Affaire Bamberski. Confronté à ses victimes, Krombach nie
Les récits ont beau s'accumuler, Dieter Krombach les nie tous. Comment ne pas croire les témoignages similaires de plusieurs jeunes femmes, vulnérables et mineures au moment des faits ? Sous des prétextes divers, le docteur Krombach leur a fait des intraveineuses qui les ont anesthésiées. Puis il a abusé d'elles. En 1985, Il a amené Joanna et Svenja Mauer, 14 et 15 ans, filles d'une patiente dépressive, en vacances. Il leur a administré des piqûres « fortifiantes » avant d'abuser de l'une d'elles et de demander l'autre en mariage puis de la gifler. Barbara Fermor a a raconté hier avoir été violée en 1994 dans le cabinet du médecin où elle faisait le ménage après une piqûre qui a anéanti sa résistance. Mardi, un policier allemand a produit une dizaine de plaintes déposées à la suite du tumulte médiatique provoqué par l'enlèvement commandité de Dieter Krombach, mais prescrites. Toutes mentionnaient le même processus opératoire. Des patientes se sont aussi plaintes de gestes déplacés lorsque le médecin, sanctionné en 1997 par deux ans de prison avec sursis et une interdiction d'exercice pour avoir violé une patiente de 16 ans sous anesthésie, faisait des remplacements. « ça ressemble beaucoup à une série », a fait remarquer Pierre Kramer, l'avocat général.
Forte dose de somnifères
Pourtant, Dieter Krombach, qui comparaît devant la justice française pour répondre de la mort suspecte en 1982, à son domicile de sa belle-fille Kalinka Bamberski, a une explication pour tout : l'une était « consentante et avait été payée par le père de Kalinka ». Les sœurs Mauer sont folles comme leur mère ».

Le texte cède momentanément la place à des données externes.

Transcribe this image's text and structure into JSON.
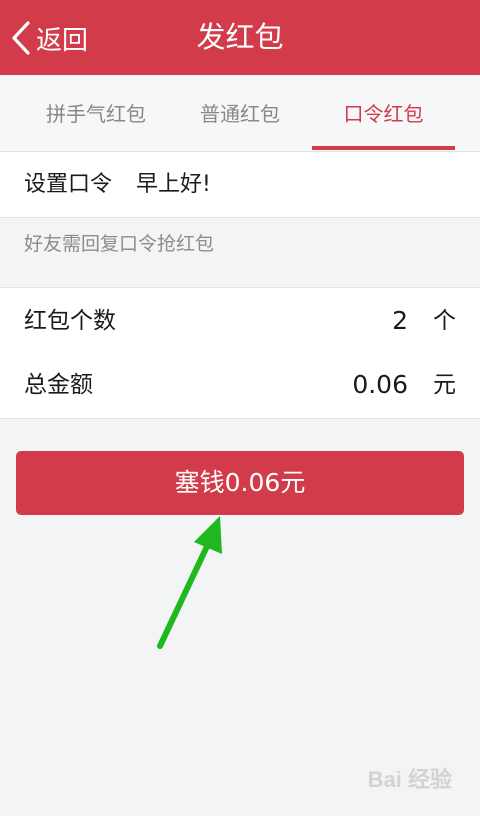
{
  "header": {
    "back_label": "返回",
    "title": "发红包"
  },
  "tabs": [
    {
      "label": "拼手气红包",
      "active": false
    },
    {
      "label": "普通红包",
      "active": false
    },
    {
      "label": "口令红包",
      "active": true
    }
  ],
  "password": {
    "label": "设置口令",
    "value": "早上好!"
  },
  "hint": "好友需回复口令抢红包",
  "count": {
    "label": "红包个数",
    "value": "2",
    "unit": "个"
  },
  "amount": {
    "label": "总金额",
    "value": "0.06",
    "unit": "元"
  },
  "send_button": "塞钱0.06元",
  "watermark": "Bai 经验",
  "colors": {
    "accent": "#d23b49",
    "annotation_arrow": "#1fb81f"
  },
  "icons": {
    "back": "chevron-left-icon",
    "annotation": "arrow-icon"
  }
}
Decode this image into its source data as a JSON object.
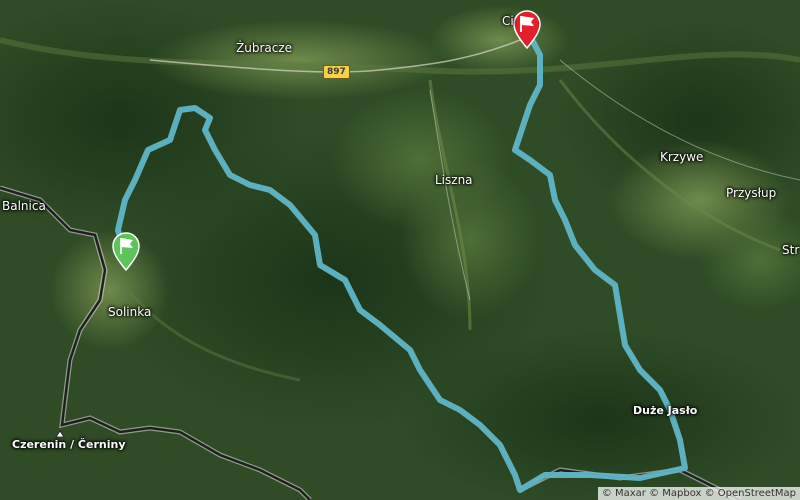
{
  "map": {
    "places": {
      "zubracze": "Żubracze",
      "balnica": "Balnica",
      "solinka": "Solinka",
      "liszna": "Liszna",
      "krzywe": "Krzywe",
      "przystup": "Przysłup",
      "str": "Str",
      "cisna": "Ci",
      "duze_jaslo": "Duże Jasło",
      "czerenin": "Czerenin / Černiny"
    },
    "road_shield": "897",
    "attribution": "© Maxar © Mapbox © OpenStreetMap",
    "colors": {
      "route": "#5fb6c8",
      "start_marker": "#5cc45a",
      "end_marker": "#e0202a",
      "border": "#1f1f1f"
    },
    "icons": {
      "start": "start-flag-marker-icon",
      "end": "finish-flag-marker-icon",
      "peak": "peak-triangle-icon"
    }
  }
}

Des analyses récentes sur les restes de Kalinka ont montré qu'elle avait reçu une forte dose de somnifères. Son père s'interroge sur la mansuétude de la justice allemande à l'égard d'un tel homme. Sa mère, qui a longtemps refusé la culpabilité de Dieter Krombach avec qui elle était remariée, s'interroge ouvertement. Et hier, Diana et Boris Krombach, les enfants du médecin allemand ont été autorisés à se constituer partie civile, la justice considérant qu'ils ont subi un préjudice personnel et direct dans cette affaire.